Tell Your Legislators Your Vote is Not For Sale

The Cicero Institute admits this is only the beginning, stating “this type of policy has a natural extension to non-enforcement of other types of laws, such as a failure to respond to calls for service for certain types of property crimes, such as vandalism, or public order crimes like trespassing.”

A recent Business Insider investigation revealed that landlords are almost never punished for breaking the law by conducting illegal lockouts and self-help evictions. These evictions are actual crimes, and they fuel the underlying homeless crisis.

Oddly, this institute and others like it seek to punish the non-enforcement of laws that make surviving homelessness a crime. Still, they never seek to punish the non-enforcement of laws that protect renters from becoming homeless.
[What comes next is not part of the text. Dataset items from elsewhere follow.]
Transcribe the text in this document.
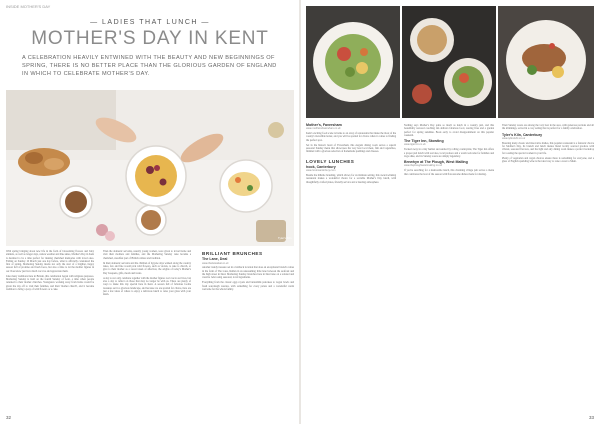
INSIDE MOTHER'S DAY
— LADIES THAT LUNCH —
MOTHER'S DAY IN KENT
A CELEBRATION HEAVILY ENTWINED WITH THE BEAUTY AND NEW BEGINNINGS OF SPRING, THERE IS NO BETTER PLACE THAN THE GLORIOUS GARDEN OF ENGLAND IN WHICH TO CELEBRATE MOTHER'S DAY.
Tyler's Kiln

With spring bringing about new life in the form of blossoming flowers and baby animals, as well as longer days, nature weather and blue skies, Mother's Day in Kent is destined to be a time perfect for making cherished memories with loved ones. Falling on Sunday 10 March just one day before, what is officially considered the first of spring, Mothering Sunday marks not only the start of a brighter, happy season full of promise and fresh faces, but also a time to let the mother figures in our lives know just how much we love and appreciate them.

Like many traditions here in Britain, this celebration began with religious purposes. Mothering Sunday is held on the fourth Sunday of Lent, a time when people returned to their mother churches. Youngsters working away from home would be given the day off to visit their families, and their 'mother church', and it became tradition to bring a posy of wild flowers or a cake.

Then the domestic servants, usually young women, were given to travel home and visit their mothers and families, and the Mothering Sunday cake became a cherished, steadfast part of British culture and tradition.

In their domestic servants and the children of bygone days walked along the country lanes, few and fine would pick wild flowers, such as violets, to take to church, or give to their mother as a sweet token of affection, the origins of today's Mother's Day bouquets, gifts, meals and treats.

A day to not only celebrate together with the mother figures we love in our lives, but also a day to reflect on those that may no longer be with us. There are plenty of ways to make this day special here in Kent. A season full of fabulous foodie treasures set in a glorious landscape, and because we are spoiled for choice, here are just a few ideas of where to enjoy a delicious lunch to raise your glass with your mum.

BRILLIANT BRUNCHES
The Lane, Deal
www.thelanedeal.co.uk

Another trendy treasure set in a laidback location that does an exceptional brunch comes in the form of The Lane, hidden in an unassuming little lane between the seafront and the high street in Deal. Mothering Sunday brunches here in Deal take on a relaxed and creative twist using seasonal, local ingredients.

Everything from the classic eggs royale and buttermilk pancakes to vegan bowls and fresh sourdough toasties, with something for every palate and a wonderful warm welcome for the whole family.

32
Mother's, Faversham
www.mothersfaversham.co.uk

Kent's exciting food scene is home to an array of restaurants that make the most of the county's incredible larder, and you will be spoiled for choice when it comes to finding the perfect spot.

Set in the historic heart of Faversham, this elegant dining room serves a superb seasonal Sunday menu that showcases the very best local meat, fish and vegetables, finished with a glorious selection of homemade puddings and cheeses.

LOVELY LUNCHES
hook, Canterbury
www.hookcanterbury.com

Beside the hillside branding, which allows for an intimate setting, this award-winning restaurant makes a wonderful choice for a sociable Mother's Day lunch, with thoughtfully crafted plates, friendly service and a buzzing atmosphere.

Nothing says Mother's Day quite so much as lunch in a country pub, and this beautifully restored coaching inn delivers fabulous food, roaring fires and a garden perfect for spring sunshine. Book early to avoid disappointment on this popular weekend.

The Tiger Inn, Stowting
www.tigerinn.co.uk

Tucked away in a tiny hamlet surrounded by rolling countryside, The Tiger Inn offers a proper pub lunch with real ales, local produce and a warm welcome for families and dogs alike, and its Sunday roasts are simply legendary.

Brewhyn at The Plough, West Malling
www.theploughwestmalling.co.uk

If you're searching for a memorable lunch, this charming village pub serves a menu that celebrates the best of the season with flavoursome dishes made for sharing.

Their Sunday roasts are among the very best in the area, with generous portions and all the trimmings, served in a cosy setting that is perfect for a family celebration.

Tyler's Kiln, Canterbury
www.tylerskiln.co.uk

Boasting many classic and innovative dishes, this popular restaurant is a fantastic choice for Mother's Day. Its brunch and lunch menus blend locally sourced produce with vibrant, seasonal flavours, and the light and airy dining room makes a perfect backdrop for toasting the special women in your life.

Plenty of vegetarian and vegan choices ensure there is something for everyone, and a glass of English sparkling wine is the ideal way to raise a toast to Mum.

33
Like corrupt landlords, the Cicero Institute operates openly. They’ve even entitled their latest publication “Incentivizing Abatement of Homeless Encampments with Property Tax Refunds”. It’s gotten to the point where they no longer feel the need to hide their true intentions behind smoke screens.

Tell your legislators to prioritize the general public’s interests over those of the billionaire class by making housing a constitutional human right.